At some point, it might occur to me to save money for my move, but nah. Next paycheck I’ll start. 😉 Never miss a sale today when you can sit home tomorrow!

I hated being dressed in gym clothes today. Don’t get me wrong — I was comfortable, but boys just don’t look at you when you look like shit. But at least my feet aren’t hurting, so that’s a good thing, I suppose. 😉



Slob elite

June 15th, 2003, 11:20 AM by Goddess

I look like a fool.

I’m dressed in workout clothes (not sure if I actually WILL work out, as I have a dozen errands to accomplish today), but hey, I’ve read that half the battle is actually getting dressed. I figure at some point, I’ll just have to move. 🙂 But be it known that I would MUCH rather be in a frilly peasant top and a skirt of my choosing right now. And sandals in favor of sneakers. I am not a sneaker girl. Shoes are supposed to flatter your legs, not make your feet look like hoagies with shoelaces.

But I am the idiot who, just because she’s in a T-shirt and shorts, doesn’t mean she’s going to look like a total frump. The hair is done. Jewelry is on. Makeup is next. Some sort of scented body spray (warm vanilla sugar and eucalyptus-spearmint are my splashes of choice) is next. My outfit screams slob, my demanor screams kill me … but my attention to all those fussy little details screams, hopefully, I’m a lady, damn it! 😉

I’m out of ketosis. 🙁 Next step, I’m told, is to eliminate cheese from the diet for two days. This shit is killing me! Things have changed during the past few years … I now also have to eliminate caffeine and nicotine (oh, yeah, can’t wait to see THAT). Perhaps I will just reduce them. But for now, I am taking my Camel Lights to Starfucks for a venti ANYTHING with caffeine!



No pain, no loss

June 14th, 2003, 9:05 PM by Goddess

According to The Biggest Losers in the Blogosphere, I have lost 5 percent of my goal weight to lose so far. I set my goals high, actually, so this, my friends, is progress.
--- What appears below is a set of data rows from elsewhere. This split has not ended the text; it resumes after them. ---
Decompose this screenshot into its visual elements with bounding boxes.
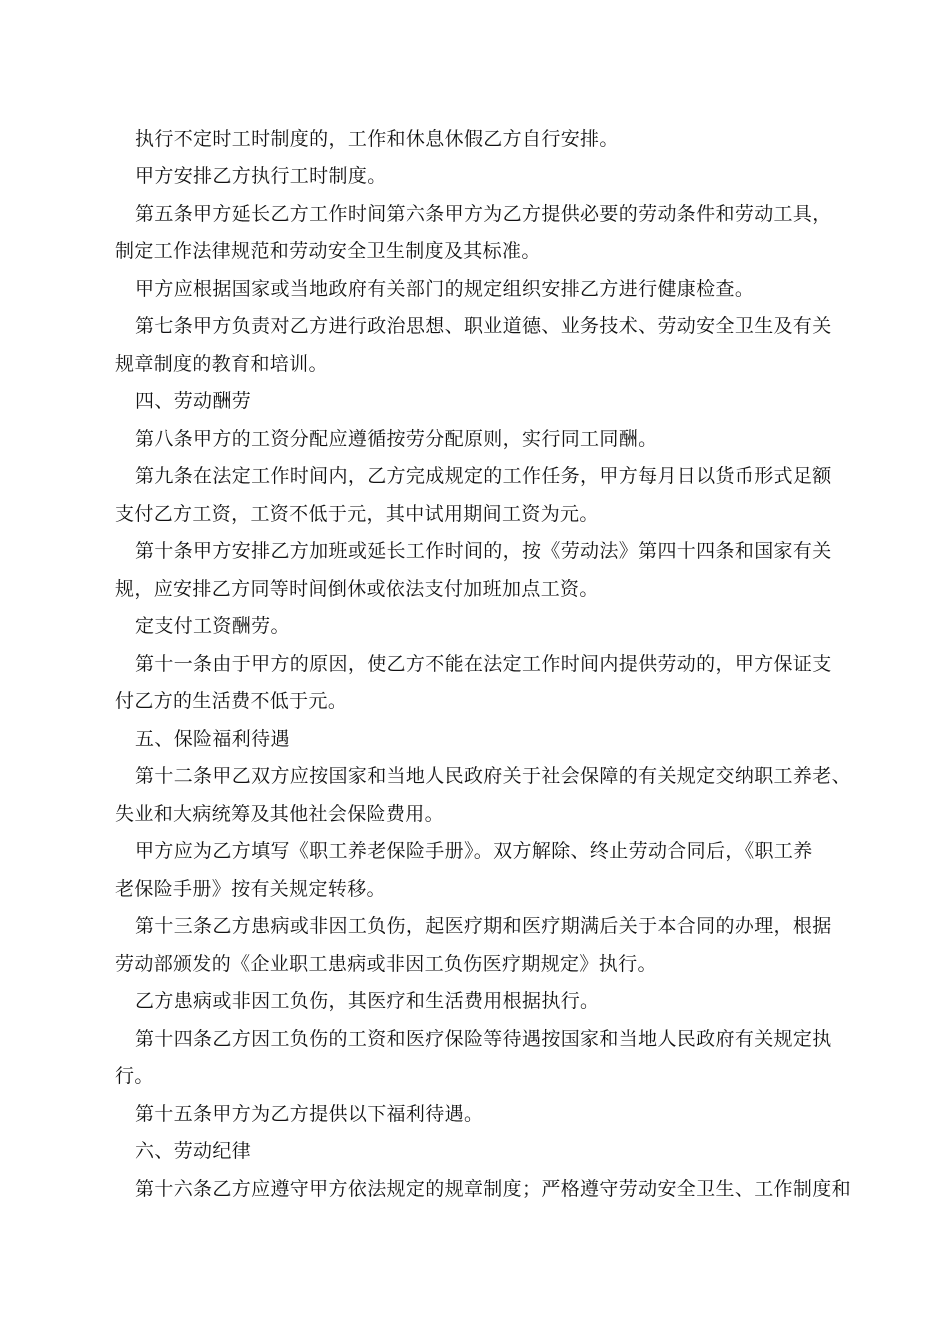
text-line: 第八条甲方的工资分配应遵循按劳分配原则，实行同工同酬。 — [135, 428, 658, 450]
text-line: 第十二条甲乙双方应按国家和当地人民政府关于社会保障的有关规定交纳职工养老、 — [135, 765, 851, 787]
text-line: 失业和大病统筹及其他社会保险费用。 — [115, 803, 444, 825]
text-line: 乙方患病或非因工负伤，其医疗和生活费用根据执行。 — [135, 990, 600, 1012]
section-heading: 四、劳动酬劳 — [135, 390, 252, 412]
text-line: 第十条甲方安排乙方加班或延长工作时间的，按《劳动法》第四十四条和国家有关 — [135, 540, 832, 562]
text-line: 甲方应为乙方填写《职工养老保险手册》。双方解除、终止劳动合同后，《职工养 — [135, 840, 813, 862]
section-heading: 六、劳动纪律 — [135, 1140, 252, 1162]
text-line: 付乙方的生活费不低于元。 — [115, 690, 348, 712]
text-line: 甲方安排乙方执行工时制度。 — [135, 165, 387, 187]
text-line: 第十四条乙方因工负伤的工资和医疗保险等待遇按国家和当地人民政府有关规定执 — [135, 1028, 832, 1050]
text-line: 第五条甲方延长乙方工作时间第六条甲方为乙方提供必要的劳动条件和劳动工具， — [135, 203, 832, 225]
text-line: 第十六条乙方应遵守甲方依法规定的规章制度；严格遵守劳动安全卫生、工作制度和 — [135, 1178, 851, 1200]
text-line: 规，应安排乙方同等时间倒休或依法支付加班加点工资。 — [115, 578, 599, 600]
text-line: 老保险手册》按有关规定转移。 — [115, 878, 386, 900]
section-heading: 五、保险福利待遇 — [135, 728, 290, 750]
text-line: 劳动部颁发的《企业职工患病或非因工负伤医疗期规定》执行。 — [115, 953, 657, 975]
text-line: 制定工作法律规范和劳动安全卫生制度及其标准。 — [115, 240, 541, 262]
text-line: 定支付工资酬劳。 — [135, 615, 290, 637]
text-line: 第十五条甲方为乙方提供以下福利待遇。 — [135, 1103, 484, 1125]
text-line: 第十一条由于甲方的原因，使乙方不能在法定工作时间内提供劳动的，甲方保证支 — [135, 653, 832, 675]
text-line: 第九条在法定工作时间内，乙方完成规定的工作任务，甲方每月日以货币形式足额 — [135, 465, 832, 487]
text-line: 行。 — [115, 1065, 154, 1087]
text-line: 第七条甲方负责对乙方进行政治思想、职业道德、业务技术、劳动安全卫生及有关 — [135, 315, 832, 337]
text-line: 执行不定时工时制度的，工作和休息休假乙方自行安排。 — [135, 128, 619, 150]
text-line: 第十三条乙方患病或非因工负伤，起医疗期和医疗期满后关于本合同的办理，根据 — [135, 915, 832, 937]
text-line: 甲方应根据国家或当地政府有关部门的规定组织安排乙方进行健康检查。 — [135, 278, 755, 300]
text-line: 支付乙方工资，工资不低于元，其中试用期间工资为元。 — [115, 503, 599, 525]
text-line: 规章制度的教育和培训。 — [115, 353, 328, 375]
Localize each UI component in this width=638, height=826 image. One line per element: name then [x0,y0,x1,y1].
I went against my instinct and stepped on a scale this evening. Down 3 pounds! Woo hoo! I celebrated with dinner with Shawn at Famous Dave’s in Potomac Mills. I cheated a bit and had barbecue sauce, but damn it, it’s unavoidable in a barbecue joint!

I have a screaming headache. And I’ve had raging car sickness for two days, too. Just a price I’m going to have to pay as my body learns to live without carbs. I can’t wait for my diet induction period to be over, but the progress will be well worth it, I hope!

Saw some apartments today with Shawn. Found a place that’s relatively big and is only $800/month. The other place we saw jacked up their prices more than $200 since I got a quote on 1BRs, so even though it’s a great place, I can’t afford the $980 they now want. I do NOT want to pay for pools and fitness centers that I will never use, nor do I want to sit on Little River Turnpike traffic to get to work. The place I liked is on Seminary Road, which means I can avoid I-395 if I so desire, but the on-ramp to the highway is only a stone’s throw away, when and if I feel the need to join mortal combat driving school.

I still want to look at some places, but I’m going to apply to the place on Seminary, just to have something in my pocket. The place has a nice patio, is nearly 800 square feet and central air is included. Not sure my furniture will fit up the steps and through the front door, but I’ll worry about that later. Saw some great furniture at IKEA today that I might want to buy to fill up the space, so all in all, ’twas a productive and GREAT day!!!